Washington As job losses continue to slow the nation’s economic recovery, labor experts and economists are urging Congress and the Obama administration to boost funding for a little-known program that 17 states are using to avert layoffs and keep workers in their jobs.
Mass layoffs of 50 or more employees claimed 278,000 jobs in the third quarter alone, according to new government data. All the laid-off workers were idled for at least a month and only one-third of their employers expected any of them to be recalled.
In the face of continuing business slowdowns, however, thousands of employers are forgoing layoffs and taking advantage of state “work-sharing” programs in which they cut the hours of full-time workers, who then recoup a portion of their lost wages — usually 50 to 60 percent — from unemployment insurance benefits.
The rules vary by state, but work sharing typically helps reimburse employees for wage reductions ranging from 10 to 60 percent.
For example, an employer that needs to cut 20 percent of its full-time work force could do so through layoffs. If those laid-off workers earned an average of $500 a week, they probably could expect roughly $250 a week in unemployment benefits.
However, if instead of layoffs those workers’ hours were cut by 20 percent through the work-sharing program, they’d each earn $400 a week. They would also be eligible for the program’s jobless benefits, which would make up about half of that $100 wage cut, or $50. With this approach, the worker’s earnings would be roughly $450 a week, a 10 percent cut instead of a 50 percent cut.
Employees like the program, which is sometimes called “short-time compensation,” because the wage reductions are absorbed equally among workers, avoiding the stress and income loss of layoffs. Employers like it because they can reduce payroll and retain experienced workers and don’t have to pay to recruit, hire and train new workers when the economy improves.
State governments like work sharing because participants receive less in cash benefits than laid-off workers do, easing the drain on state unemployment funds, which have been hard hit during the recession.
Work-sharing programs are available in Arizona, Arkansas, California, Connecticut, Florida, Iowa, Kansas, New York state, Maryland, Massachusetts, Minnesota, Missouri, Oregon, Rhode Island, Texas, Vermont and Washington state. Their popularity has skyrocketed since the economy tanked in December 2007.
In California, which established the nation’s first work-sharing program in 1978, nearly 183,000 workers were enrolled through the first nine months of the year, compared with a little more than 80,000 for all of last year.

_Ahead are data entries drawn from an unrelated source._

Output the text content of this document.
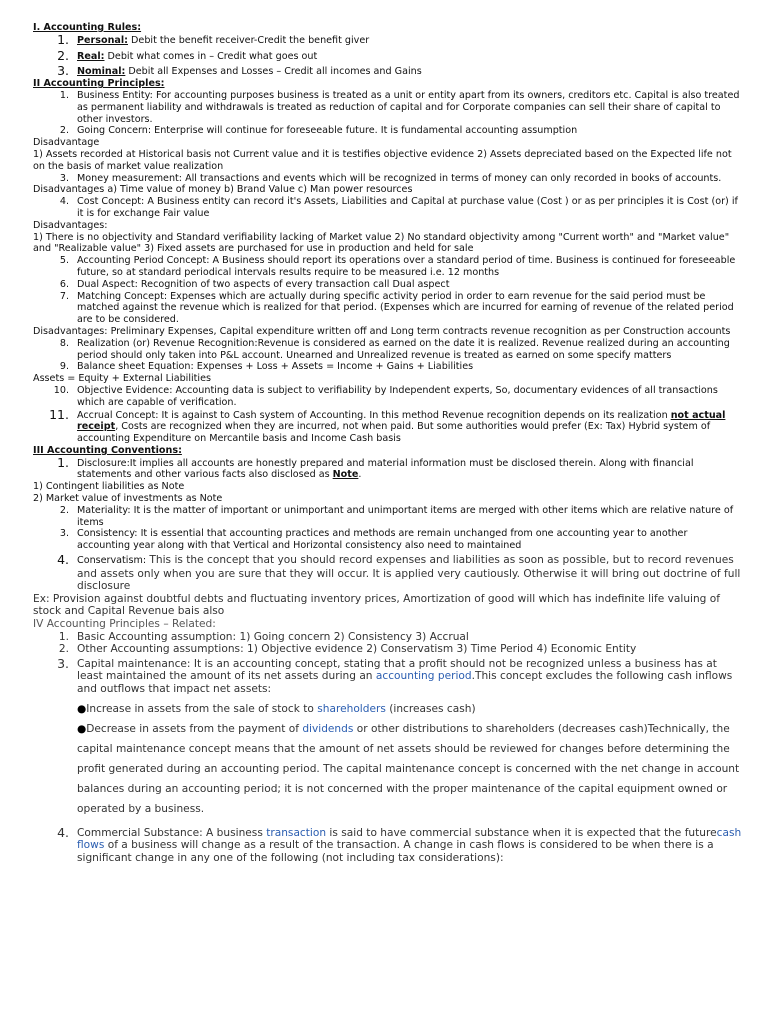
I. Accounting Rules:
1. Personal: Debit the benefit receiver-Credit the benefit giver
2. Real: Debit what comes in – Credit what goes out
3. Nominal: Debit all Expenses and Losses – Credit all incomes and Gains
II Accounting Principles:
1. Business Entity: For accounting purposes business is treated as a unit or entity apart from its owners, creditors etc. Capital is also treated as permanent liability and withdrawals is treated as reduction of capital and for Corporate companies can sell their share of capital to other investors.
2. Going Concern: Enterprise will continue for foreseeable future. It is fundamental accounting assumption
Disadvantage
1) Assets recorded at Historical basis not Current value and it is testifies objective evidence 2) Assets depreciated based on the Expected life not on the basis of market value realization
3. Money measurement: All transactions and events which will be recognized in terms of money can only recorded in books of accounts.
Disadvantages a) Time value of money b) Brand Value c) Man power resources
4. Cost Concept: A Business entity can record it's Assets, Liabilities and Capital at purchase value (Cost ) or as per principles it is Cost (or) if it is for exchange Fair value
Disadvantages:
1) There is no objectivity and Standard verifiability lacking of Market value 2) No standard objectivity among "Current worth" and "Market value" and "Realizable value" 3) Fixed assets are purchased for use in production and held for sale
5. Accounting Period Concept: A Business should report its operations over a standard period of time. Business is continued for foreseeable future, so at standard periodical intervals results require to be measured i.e. 12 months
6. Dual Aspect: Recognition of two aspects of every transaction call Dual aspect
7. Matching Concept: Expenses which are actually during specific activity period in order to earn revenue for the said period must be matched against the revenue which is realized for that period. (Expenses which are incurred for earning of revenue of the related period are to be considered.
Disadvantages: Preliminary Expenses, Capital expenditure written off and Long term contracts revenue recognition as per Construction accounts
8. Realization (or) Revenue Recognition:Revenue is considered as earned on the date it is realized. Revenue realized during an accounting period should only taken into P&L account. Unearned and Unrealized revenue is treated as earned on some specify matters
9. Balance sheet Equation: Expenses + Loss + Assets = Income + Gains + Liabilities
Assets = Equity + External Liabilities
10. Objective Evidence: Accounting data is subject to verifiability by Independent experts, So, documentary evidences of all transactions which are capable of verification.
11. Accrual Concept: It is against to Cash system of Accounting. In this method Revenue recognition depends on its realization not actual receipt, Costs are recognized when they are incurred, not when paid. But some authorities would prefer (Ex: Tax) Hybrid system of accounting Expenditure on Mercantile basis and Income Cash basis
III Accounting Conventions:
1. Disclosure:It implies all accounts are honestly prepared and material information must be disclosed therein. Along with financial statements and other various facts also disclosed as Note.
1) Contingent liabilities as Note
2) Market value of investments as Note
2. Materiality: It is the matter of important or unimportant and unimportant items are merged with other items which are relative nature of items
3. Consistency: It is essential that accounting practices and methods are remain unchanged from one accounting year to another accounting year along with that Vertical and Horizontal consistency also need to maintained
4. Conservatism: This is the concept that you should record expenses and liabilities as soon as possible, but to record revenues and assets only when you are sure that they will occur. It is applied very cautiously. Otherwise it will bring out doctrine of full disclosure
Ex: Provision against doubtful debts and fluctuating inventory prices, Amortization of good will which has indefinite life valuing of stock and Capital Revenue bais also
IV Accounting Principles – Related:
1. Basic Accounting assumption: 1) Going concern 2) Consistency 3) Accrual
2. Other Accounting assumptions: 1) Objective evidence 2) Conservatism 3) Time Period 4) Economic Entity
3. Capital maintenance: It is an accounting concept, stating that a profit should not be recognized unless a business has at least maintained the amount of its net assets during an accounting period.This concept excludes the following cash inflows and outflows that impact net assets:
●Increase in assets from the sale of stock to shareholders (increases cash)
●Decrease in assets from the payment of dividends or other distributions to shareholders (decreases cash)Technically, the capital maintenance concept means that the amount of net assets should be reviewed for changes before determining the profit generated during an accounting period. The capital maintenance concept is concerned with the net change in account balances during an accounting period; it is not concerned with the proper maintenance of the capital equipment owned or operated by a business.
4. Commercial Substance: A business transaction is said to have commercial substance when it is expected that the futurecash flows of a business will change as a result of the transaction. A change in cash flows is considered to be when there is a significant change in any one of the following (not including tax considerations):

The nation’s second-largest work-sharing program, in Washington state, has a record enrollment of more than 2,500 businesses and more than 50,000 workers who filed claims this year. The program already has paid out more than $31 million in unemployment benefits this year, compared with $4 million in 2008.
In New York, more than 1,800 companies have enrolled this year, compared with 483 last year. The increase has helped save an estimated 10,500 jobs through the first eight months of the year, more than 2 1/2 times as many as last year.
That surge in participation has convinced many that it’s time to take work sharing national.
“It should be an option in every state,” said Neil Ridley, a senior policy analyst at the Center for Law and Social Policy, a liberal research center in Washington, D.C. “It doesn’t work in every situation, but it should be an option that’s on the table for employers and workers.”